Again, fate interjected in the shape of an American family who had taken a liking to the scrappy English kid. They offered to help finance his efforts to pursue a career in the game, as long as he got a job. “I picked up the paper and there it was – selling knives, $11.88 an hour. I thought to myself: ‘Ill have some of that’.”

Fast forward another two years and another job, this time as the membership director of a local golf club, and Christian finally turned pro and hit the big time – the Teardrop Tour in the Carolinas. “Believe it or not that tour is actually a big deal down in the south. The standard is pretty good and yet I won four events in my first season. I had won at every level I’d played in but that convinced me I could have a pretty decent career as a professional.”

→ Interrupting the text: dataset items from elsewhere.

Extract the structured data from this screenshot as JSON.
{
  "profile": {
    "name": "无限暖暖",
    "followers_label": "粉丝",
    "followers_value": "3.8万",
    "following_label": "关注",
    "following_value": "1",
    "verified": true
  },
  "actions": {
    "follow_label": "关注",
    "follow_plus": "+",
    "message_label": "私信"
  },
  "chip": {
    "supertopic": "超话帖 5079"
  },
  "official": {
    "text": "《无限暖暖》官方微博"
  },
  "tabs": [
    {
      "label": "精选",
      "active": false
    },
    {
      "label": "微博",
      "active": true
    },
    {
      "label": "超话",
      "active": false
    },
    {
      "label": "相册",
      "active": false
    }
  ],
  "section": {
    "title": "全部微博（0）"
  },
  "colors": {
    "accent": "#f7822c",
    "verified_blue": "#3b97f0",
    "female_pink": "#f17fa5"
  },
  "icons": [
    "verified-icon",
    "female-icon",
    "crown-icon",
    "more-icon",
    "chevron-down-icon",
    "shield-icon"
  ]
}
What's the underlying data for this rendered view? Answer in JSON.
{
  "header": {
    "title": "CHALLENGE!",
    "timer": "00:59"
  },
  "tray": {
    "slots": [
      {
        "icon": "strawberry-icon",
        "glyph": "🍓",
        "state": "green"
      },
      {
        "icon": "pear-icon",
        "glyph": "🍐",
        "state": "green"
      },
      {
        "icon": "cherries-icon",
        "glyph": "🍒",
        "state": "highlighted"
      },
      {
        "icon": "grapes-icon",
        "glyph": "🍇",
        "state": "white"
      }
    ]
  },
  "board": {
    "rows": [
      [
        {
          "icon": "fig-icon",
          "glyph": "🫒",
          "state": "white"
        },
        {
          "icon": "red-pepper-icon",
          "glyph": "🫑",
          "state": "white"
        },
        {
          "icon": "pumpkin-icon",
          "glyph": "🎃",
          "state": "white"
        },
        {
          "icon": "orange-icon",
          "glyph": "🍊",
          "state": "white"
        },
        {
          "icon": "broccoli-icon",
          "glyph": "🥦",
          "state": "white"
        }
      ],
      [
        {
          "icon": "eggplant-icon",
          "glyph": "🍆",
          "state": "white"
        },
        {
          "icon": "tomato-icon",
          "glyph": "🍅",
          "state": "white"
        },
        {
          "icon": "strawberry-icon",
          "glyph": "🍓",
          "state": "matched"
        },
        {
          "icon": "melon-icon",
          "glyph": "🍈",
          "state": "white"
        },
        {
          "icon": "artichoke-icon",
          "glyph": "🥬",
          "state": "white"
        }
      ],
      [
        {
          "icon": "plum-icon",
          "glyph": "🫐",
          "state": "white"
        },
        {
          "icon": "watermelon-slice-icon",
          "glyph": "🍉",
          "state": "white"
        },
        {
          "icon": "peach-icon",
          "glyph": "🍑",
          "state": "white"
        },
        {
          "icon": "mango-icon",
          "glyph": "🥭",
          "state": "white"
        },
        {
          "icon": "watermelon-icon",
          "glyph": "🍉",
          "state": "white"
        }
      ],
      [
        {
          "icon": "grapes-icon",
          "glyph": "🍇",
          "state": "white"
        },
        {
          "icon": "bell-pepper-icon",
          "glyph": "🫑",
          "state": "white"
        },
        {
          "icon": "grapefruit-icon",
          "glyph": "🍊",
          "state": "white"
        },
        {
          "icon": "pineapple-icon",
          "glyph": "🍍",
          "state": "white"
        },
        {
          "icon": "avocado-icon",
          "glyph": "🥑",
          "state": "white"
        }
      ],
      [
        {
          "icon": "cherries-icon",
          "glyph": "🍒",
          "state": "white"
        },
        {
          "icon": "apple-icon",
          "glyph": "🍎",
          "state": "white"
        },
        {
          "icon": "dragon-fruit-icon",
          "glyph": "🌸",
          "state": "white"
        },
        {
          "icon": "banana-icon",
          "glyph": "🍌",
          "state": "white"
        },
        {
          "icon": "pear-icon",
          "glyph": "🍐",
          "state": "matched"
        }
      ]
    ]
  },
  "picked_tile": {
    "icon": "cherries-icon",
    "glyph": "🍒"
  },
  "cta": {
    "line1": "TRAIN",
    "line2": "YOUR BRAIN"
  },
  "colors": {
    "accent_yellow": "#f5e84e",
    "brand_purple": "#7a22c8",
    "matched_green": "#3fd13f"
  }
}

It goes without saying the gulf between the Teardrop Tour and the US PGA Tour is wide. Still, Christian bridged the divide as he has done most things in his career; slowly and with a cussed determination. Like a million other hopefuls through the years, he tried and failed to make it through qualifying school.

Unlike most of them, he kept trying. And trying. And trying.

“I slept in a van, I shared rooms in grotty hotels with friends, I just lived cheap,” he says. “I’m sure people were looking at me and thinking why does he bother. But I just kept my head down. I don’t play for notoriety or money – I couldn’t care less about money – I just play because I enjoy it and want to see how good I can be.”

Truly, the boy has become a man. But if the scenery and the rewards have changed, Gary Christian has not changed at all. The scrawny kid is still inside, standing side by side with the underdog and the dreamer. “I’m 40 years old now and I know I might not get many chances at this so I’m determined not to blow it. I know this sounds crazy coming from a guy who was on the Dakotas Tour six or seven years ago, but let’s see how far I can take it.

“The Open Championship – why not? If I can get in the tournament and play in it a few times, you just never know. Anything is possible.”

It is. Christian need only look in the mirror to find proof of that.